# Looking for Resources



## 352786 (Dec 20, 2021)

Hello, 
I went through a divorce two years ago (no children) and am in a new relationship (1 year). We're beginning to discuss marriage and my current partner (never married) is struggling with the fact that this won't be my "first" wedding, honeymoon, etc.
I'm looking for (1) good advice, resources, counselors, support groups, etc. that help divorcees navigate the new relationships and (2) suggestions on how to handle this topic with my new partner. 
TIA.


----------



## Diana7 (Apr 19, 2016)

Why do you think it's such an issue to him? What does he say about it?
He old are both of you?


----------



## Kassi (11 mo ago)

I think you are gong to have to have a real, vulnerable conversation with him. What are his fears? Is it things like wondering if you will think about your first wedding on the day of your second wedding? Because, yeah, it might bring up reminders for you. Maybe you can help him better understand how losing your first marriage affected you. Really share with him, its part of your narrative, and he loves you. Tell him about it like you would talk about the death of a family member or another life changing event.
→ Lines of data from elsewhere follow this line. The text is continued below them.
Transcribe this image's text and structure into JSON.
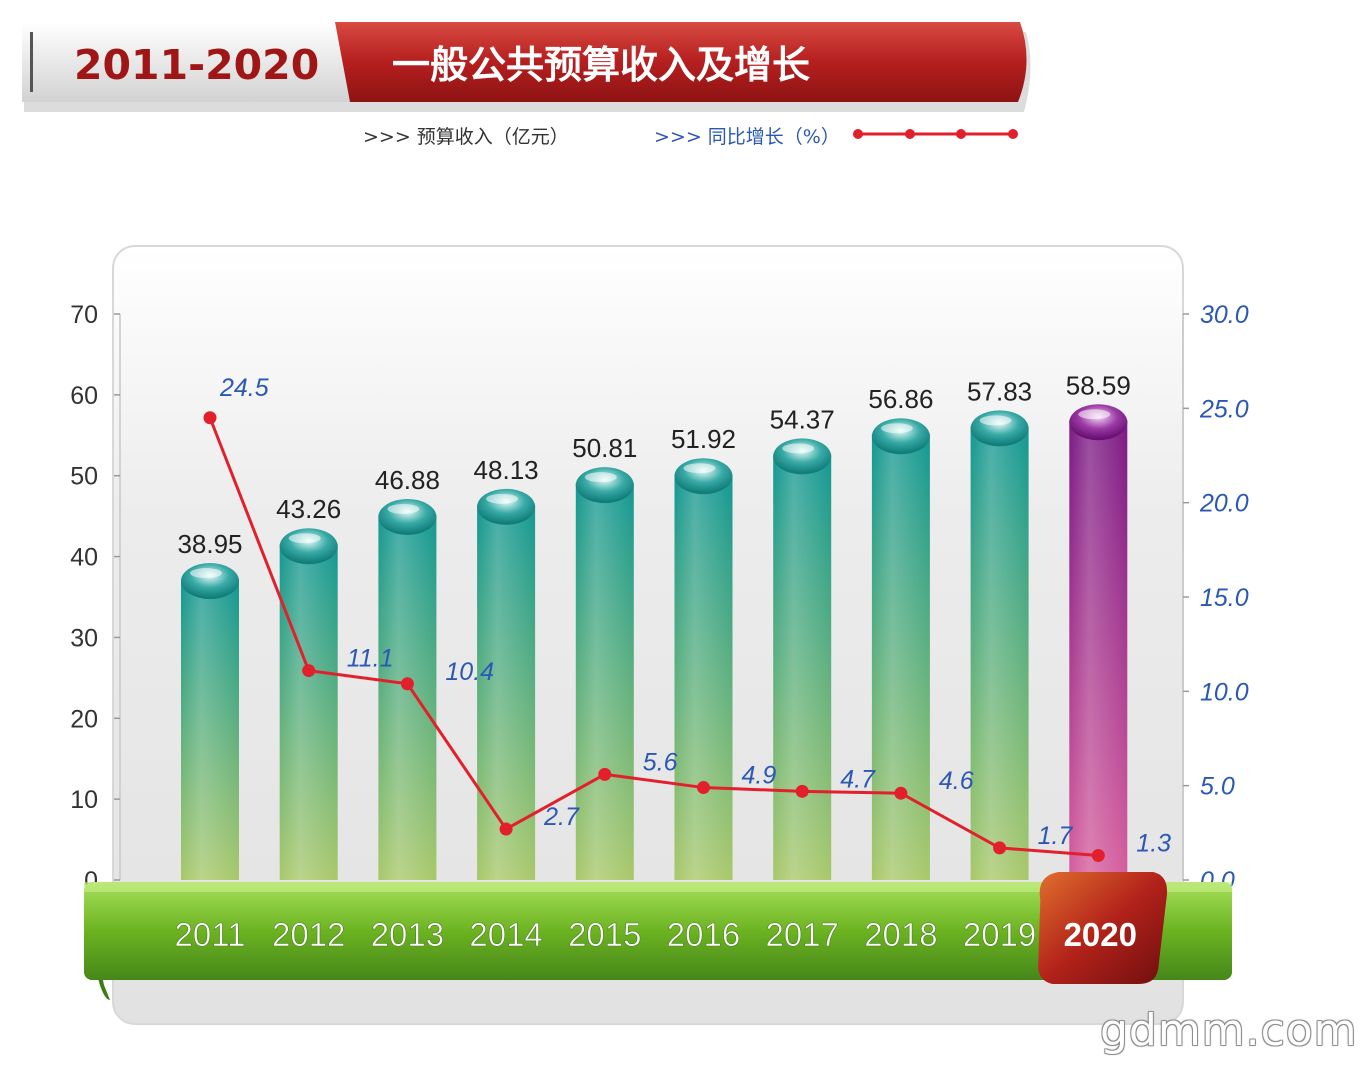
{
  "banner": {
    "period": "2011-2020",
    "title": "一般公共预算收入及增长"
  },
  "legend": {
    "revenue": ">>> 预算收入（亿元）",
    "growth": ">>> 同比增长（%）"
  },
  "colors": {
    "bar_top": "#139893",
    "bar_bottom": "#a9c86a",
    "highlight_top": "#7b1a85",
    "highlight_bottom": "#d65e9d",
    "line": "#e2202b",
    "growth_label": "#2b58b4",
    "ribbon": "#6cb321",
    "banner_red": "#b8201f"
  },
  "chart_data": {
    "type": "bar",
    "title": "一般公共预算收入及增长",
    "categories": [
      "2011",
      "2012",
      "2013",
      "2014",
      "2015",
      "2016",
      "2017",
      "2018",
      "2019",
      "2020"
    ],
    "highlight": "2020",
    "series": [
      {
        "name": "预算收入（亿元）",
        "type": "bar",
        "axis": "left",
        "values": [
          38.95,
          43.26,
          46.88,
          48.13,
          50.81,
          51.92,
          54.37,
          56.86,
          57.83,
          58.59
        ],
        "labels": [
          "38.95",
          "43.26",
          "46.88",
          "48.13",
          "50.81",
          "51.92",
          "54.37",
          "56.86",
          "57.83",
          "58.59"
        ]
      },
      {
        "name": "同比增长（%）",
        "type": "line",
        "axis": "right",
        "values": [
          24.5,
          11.1,
          10.4,
          2.7,
          5.6,
          4.9,
          4.7,
          4.6,
          1.7,
          1.3
        ],
        "labels": [
          "24.5",
          "11.1",
          "10.4",
          "2.7",
          "5.6",
          "4.9",
          "4.7",
          "4.6",
          "1.7",
          "1.3"
        ]
      }
    ],
    "y_left": {
      "ylim": [
        0,
        70
      ],
      "ticks": [
        "0",
        "10",
        "20",
        "30",
        "40",
        "50",
        "60",
        "70"
      ]
    },
    "y_right": {
      "ylim": [
        0,
        30
      ],
      "ticks": [
        "0.0",
        "5.0",
        "10.0",
        "15.0",
        "20.0",
        "25.0",
        "30.0"
      ]
    },
    "legend_position": "top",
    "grid": false
  },
  "watermark": "gdmm.com"
}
Its hard to feel threatened by something when your partner wats to share with you fully.


----------



## Dad84 (Dec 21, 2020)

I think this should be weird for you. I don't know what happened in your First marriage but If It was me i'd be pretty insecure about doing this again, investing in someone again. He should be supporting you but like the other member Said you need to have an open and honest conversation about what the issue is. Didn't he know you were divorced when you started the relationship?


----------